Today the world observes World Water Day, a day to reflect on the importance of this precious resource in our daily lives and to look forward at how we can protect this resource and ensure future generations have access to water.
While World Water Day is an important day for Green Cross, given our Water for Life and Peace programme, we believe every day should be world water day. This year the theme is ”Clean Water for a Healthy World” thereby highlighting the importance of protecting our water resources to protect ourselves.

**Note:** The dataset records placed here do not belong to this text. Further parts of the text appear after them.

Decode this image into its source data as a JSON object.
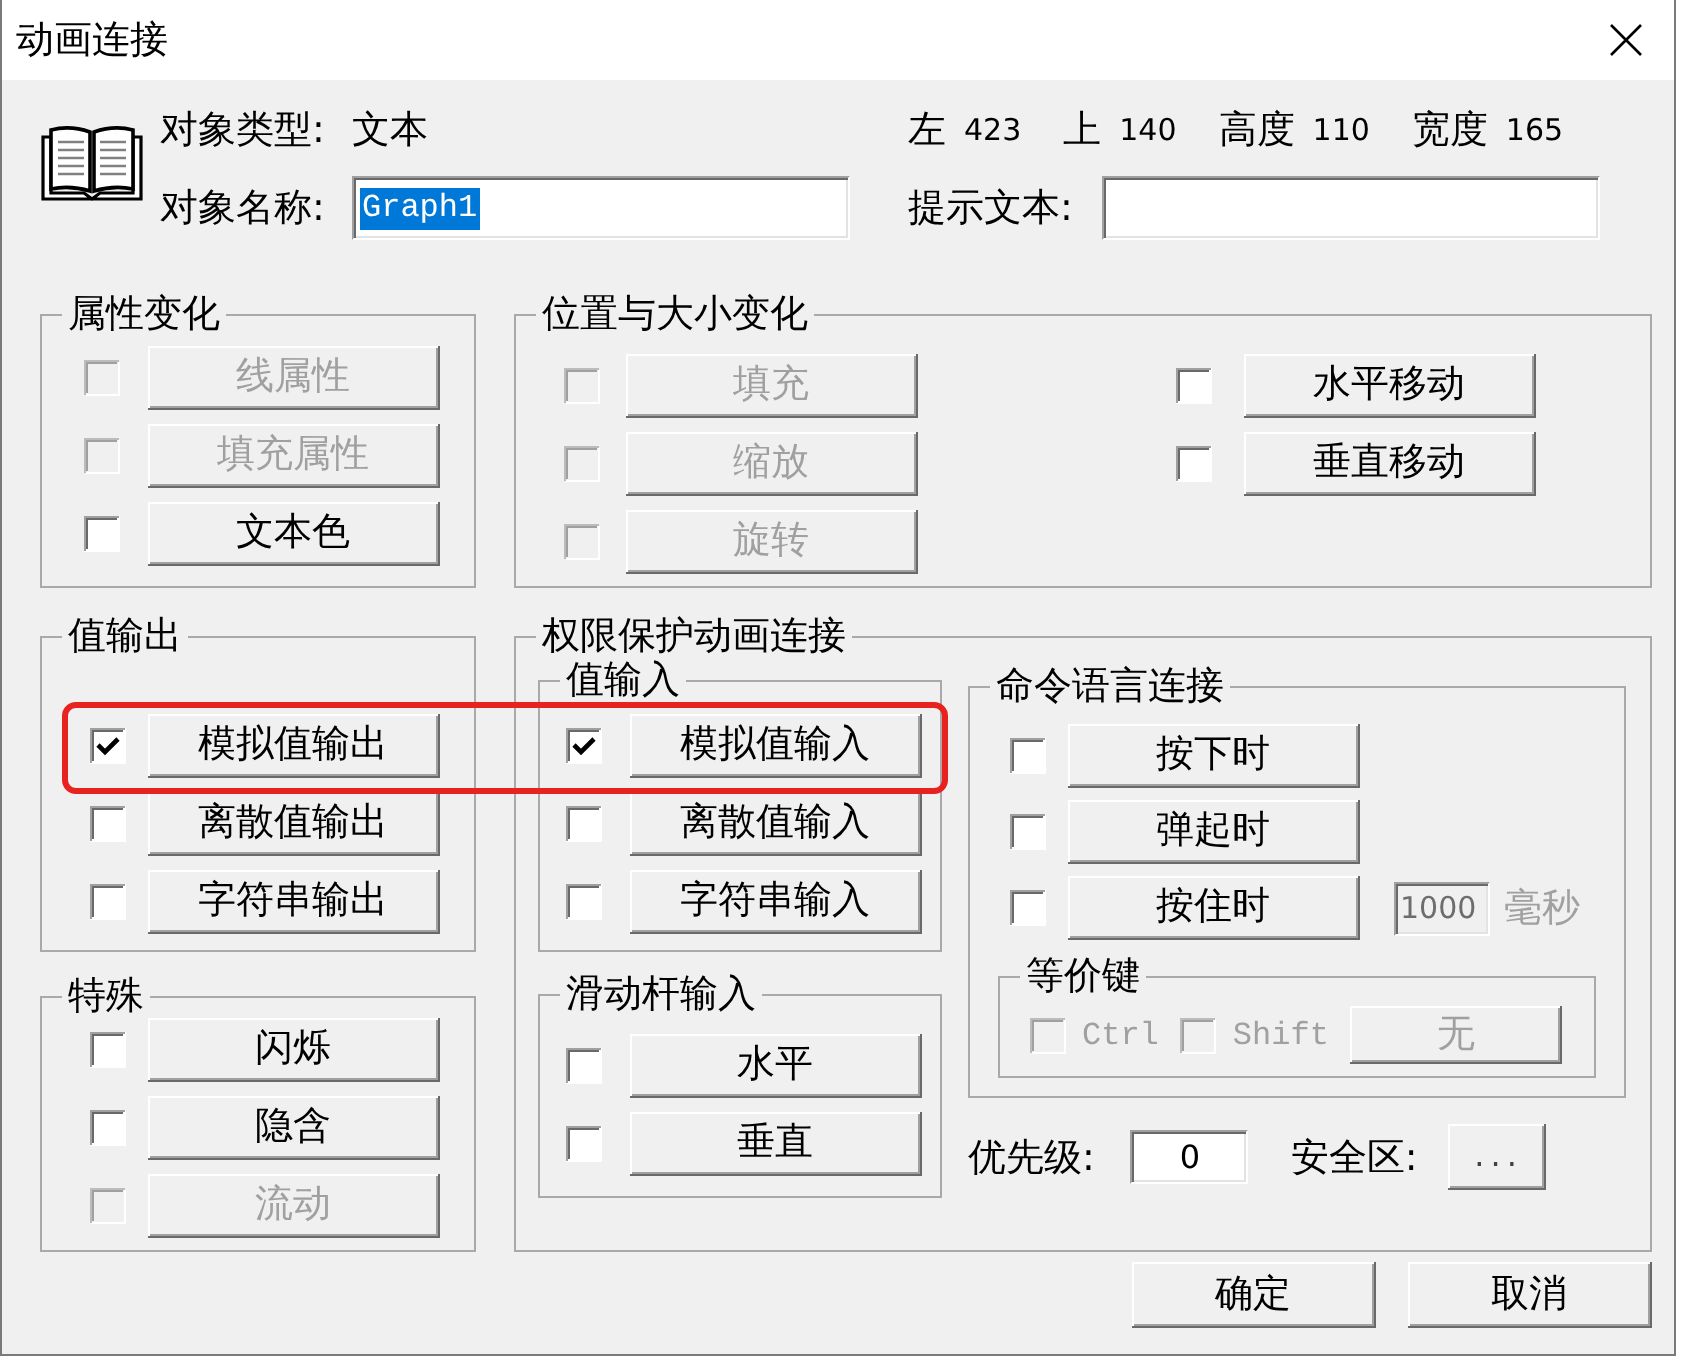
{
  "window": {
    "title": "动画连接"
  },
  "object": {
    "type": {
      "label": "对象类型:",
      "value": "文本"
    },
    "geometry": [
      {
        "label": "左",
        "value": "423"
      },
      {
        "label": "上",
        "value": "140"
      },
      {
        "label": "高度",
        "value": "110"
      },
      {
        "label": "宽度",
        "value": "165"
      }
    ],
    "name": {
      "label": "对象名称:",
      "value": "Graph1",
      "selected": true
    },
    "hint": {
      "label": "提示文本:"
    }
  },
  "attribute_change": {
    "title": "属性变化",
    "options": [
      {
        "label": "线属性",
        "checked": false,
        "disabled": true
      },
      {
        "label": "填充属性",
        "checked": false,
        "disabled": true
      },
      {
        "label": "文本色",
        "checked": false,
        "disabled": false
      }
    ]
  },
  "position_size": {
    "title": "位置与大小变化",
    "columns": [
      {
        "options": [
          {
            "label": "填充",
            "checked": false,
            "disabled": true
          },
          {
            "label": "缩放",
            "checked": false,
            "disabled": true
          },
          {
            "label": "旋转",
            "checked": false,
            "disabled": true
          }
        ]
      },
      {
        "options": [
          {
            "label": "水平移动",
            "checked": false,
            "disabled": false
          },
          {
            "label": "垂直移动",
            "checked": false,
            "disabled": false
          }
        ]
      }
    ]
  },
  "value_output": {
    "title": "值输出",
    "options": [
      {
        "label": "模拟值输出",
        "checked": true,
        "disabled": false
      },
      {
        "label": "离散值输出",
        "checked": false,
        "disabled": false
      },
      {
        "label": "字符串输出",
        "checked": false,
        "disabled": false
      }
    ]
  },
  "special": {
    "title": "特殊",
    "options": [
      {
        "label": "闪烁",
        "checked": false,
        "disabled": false
      },
      {
        "label": "隐含",
        "checked": false,
        "disabled": false
      },
      {
        "label": "流动",
        "checked": false,
        "disabled": true
      }
    ]
  },
  "protected_links": {
    "title": "权限保护动画连接",
    "value_input": {
      "title": "值输入",
      "options": [
        {
          "label": "模拟值输入",
          "checked": true,
          "disabled": false
        },
        {
          "label": "离散值输入",
          "checked": false,
          "disabled": false
        },
        {
          "label": "字符串输入",
          "checked": false,
          "disabled": false
        }
      ]
    },
    "slider_input": {
      "title": "滑动杆输入",
      "options": [
        {
          "label": "水平",
          "checked": false,
          "disabled": false
        },
        {
          "label": "垂直",
          "checked": false,
          "disabled": false
        }
      ]
    },
    "command_links": {
      "title": "命令语言连接",
      "options": [
        {
          "label": "按下时",
          "checked": false,
          "disabled": false
        },
        {
          "label": "弹起时",
          "checked": false,
          "disabled": false
        },
        {
          "label": "按住时",
          "checked": false,
          "disabled": false,
          "interval": {
            "value": "1000",
            "unit": "毫秒",
            "disabled": true
          }
        }
      ],
      "hotkey": {
        "title": "等价键",
        "modifiers": [
          {
            "label": "Ctrl",
            "checked": false,
            "disabled": true
          },
          {
            "label": "Shift",
            "checked": false,
            "disabled": true
          }
        ],
        "key": {
          "label": "无",
          "disabled": true
        }
      }
    },
    "priority": {
      "label": "优先级:",
      "value": "0"
    },
    "security_zone": {
      "label": "安全区:",
      "button": "..."
    }
  },
  "buttons": [
    {
      "label": "确定"
    },
    {
      "label": "取消"
    }
  ],
  "highlight_frame": true
}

Whilst access to clean water has improved over the last decade, approximately 1.1 billion people still do not have access to drinkable water, leaving roughly one sixth of the world’s population at risk of contracting fatal diseases and illnesses. Furthermore, the problem of access to safe drinking water or basic sanitation is especially acute in Africa and Asia. In Africa 2 out of 5 people live without adequate water supply systems needed for basic sanitation and hygiene. Accordingly, GCI has recently launched the Smart Water for Green Schools project, with the pilot project in progress in the Al-Iman school in Ghana. Through the construction and implementation of rainwater harvesting systems and ecological latrines, GCI will provide a reliable supply of water, hygiene and sanitation facilities, as well as environmental education to school children, teachers, and parents living in transboundary river basins around the globe.

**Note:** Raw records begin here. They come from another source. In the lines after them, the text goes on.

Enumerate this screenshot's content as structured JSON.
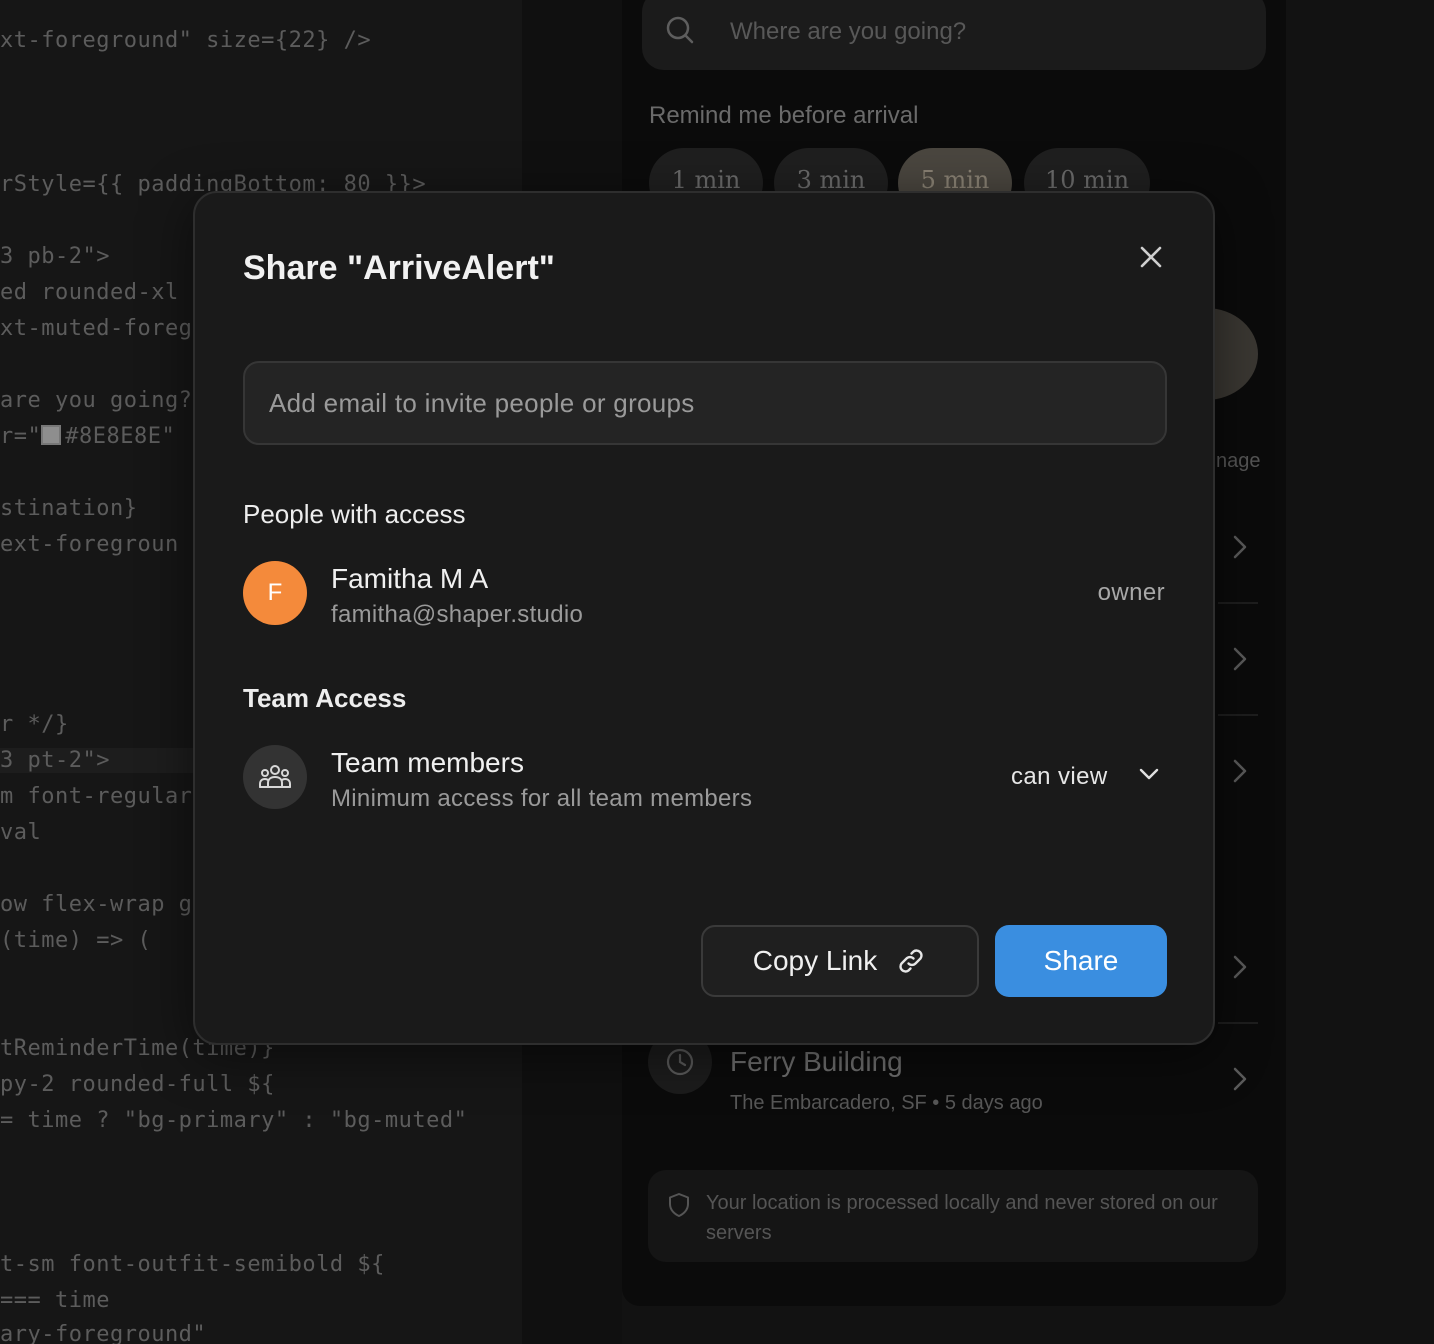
{
  "editor": {
    "lines": [
      "xt-foreground\" size={22} />",
      "rStyle={{ paddingBottom: 80 }}>",
      "3 pb-2\">",
      "ed rounded-xl",
      "xt-muted-foreg",
      "are you going?",
      "r=\"",
      "#8E8E8E\"",
      "stination}",
      "ext-foregroun",
      "r */}",
      "3 pt-2\">",
      "m font-regular",
      "val",
      "ow flex-wrap g",
      "(time) => (",
      "tReminderTime(time)}",
      "py-2 rounded-full ${",
      "= time ? \"bg-primary\" : \"bg-muted\"",
      "t-sm font-outfit-semibold ${",
      "=== time",
      "ary-foreground\""
    ]
  },
  "phone": {
    "search_placeholder": "Where are you going?",
    "remind_label": "Remind me before arrival",
    "chips": [
      "1 min",
      "3 min",
      "5 min",
      "10 min"
    ],
    "active_chip": "5 min",
    "manage_label": "nage",
    "recent": {
      "title": "Ferry Building",
      "subtitle": "The Embarcadero, SF • 5 days ago"
    },
    "notice": "Your location is processed locally and never stored on our servers"
  },
  "modal": {
    "title": "Share \"ArriveAlert\"",
    "invite_placeholder": "Add email to invite people or groups",
    "people_heading": "People with access",
    "owner": {
      "initial": "F",
      "name": "Famitha M A",
      "email": "famitha@shaper.studio",
      "role": "owner"
    },
    "team_heading": "Team Access",
    "team": {
      "name": "Team members",
      "description": "Minimum access for all team members",
      "permission": "can view"
    },
    "copy_link_label": "Copy Link",
    "share_label": "Share"
  },
  "colors": {
    "accent": "#3a8ee0",
    "avatar": "#f48a3b",
    "modal_bg": "#1a1a1a"
  }
}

GCI is also focusing on World Water Day through its partnership with Pureology. Today Pureology teams around the world will highlight the importance of water conservation to their colleagues, promoting the idea of a World Water Day, everyday. They will share tips on how to save water in the office and at home, as well as various internal events to increase awareness of access to water in our world today.
Furthermore, various Green Cross national offices are planning activities in honor of the day. The international observance of World Water Day is an initiative that grew out of the 1992 United Nations Conference on Environment and Development (UNCED) in Rio de Janeiro.